We offer these helpless ones freely as victims to the greater cunning and strength of men wholly without sense of business honor or personal decency. When we do this, we also attack the whole system of savings banks, which is, or should be, the very bulwark of a nation's financial safety. Says the wolf to the widow, to the busy professional man, to the clerk, the stenographer, the wage earner: "Take your money out of the savings bank. What is three per cent. a year, when I can make you three hundred per cent. a year? Give your money to me!" We permit that. Our national government does not undertake to put a stop to it; our states do not undertake to do so; and this fact is more possible through actual lack of proper statutes than through any misinterpretation or lack of enforcement of the law.
The field is one devised by nature for the trickster. His success does not depend altogether on human gullibility; part of his argument rests on the conditions which surround the industry of mining, one which never can be free of extreme risk.
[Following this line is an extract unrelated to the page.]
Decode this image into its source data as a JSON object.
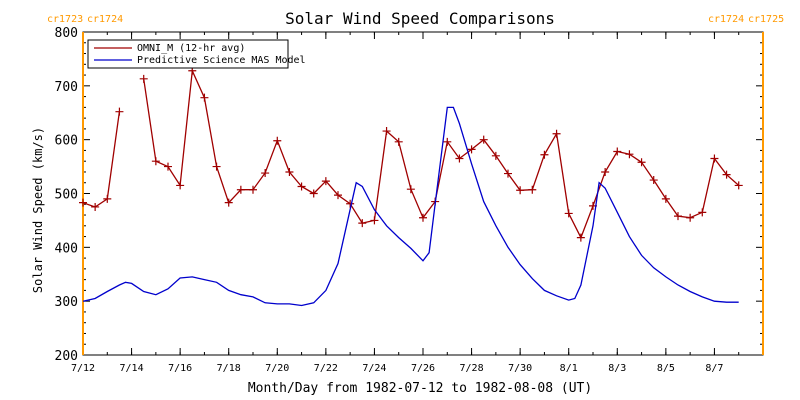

All men know that gold is found far away, where living is high and means of transportation are scarce; that it costs large sums to find and dig it, and that such sums are more easily raised among the many than among the few. None of these attending features has weight to stop the capitalization of bona-fide enterprises. These latter are used as bait by men who have nothing bona-fide to offer, and who make their fattest profits out of their shallowest shafts.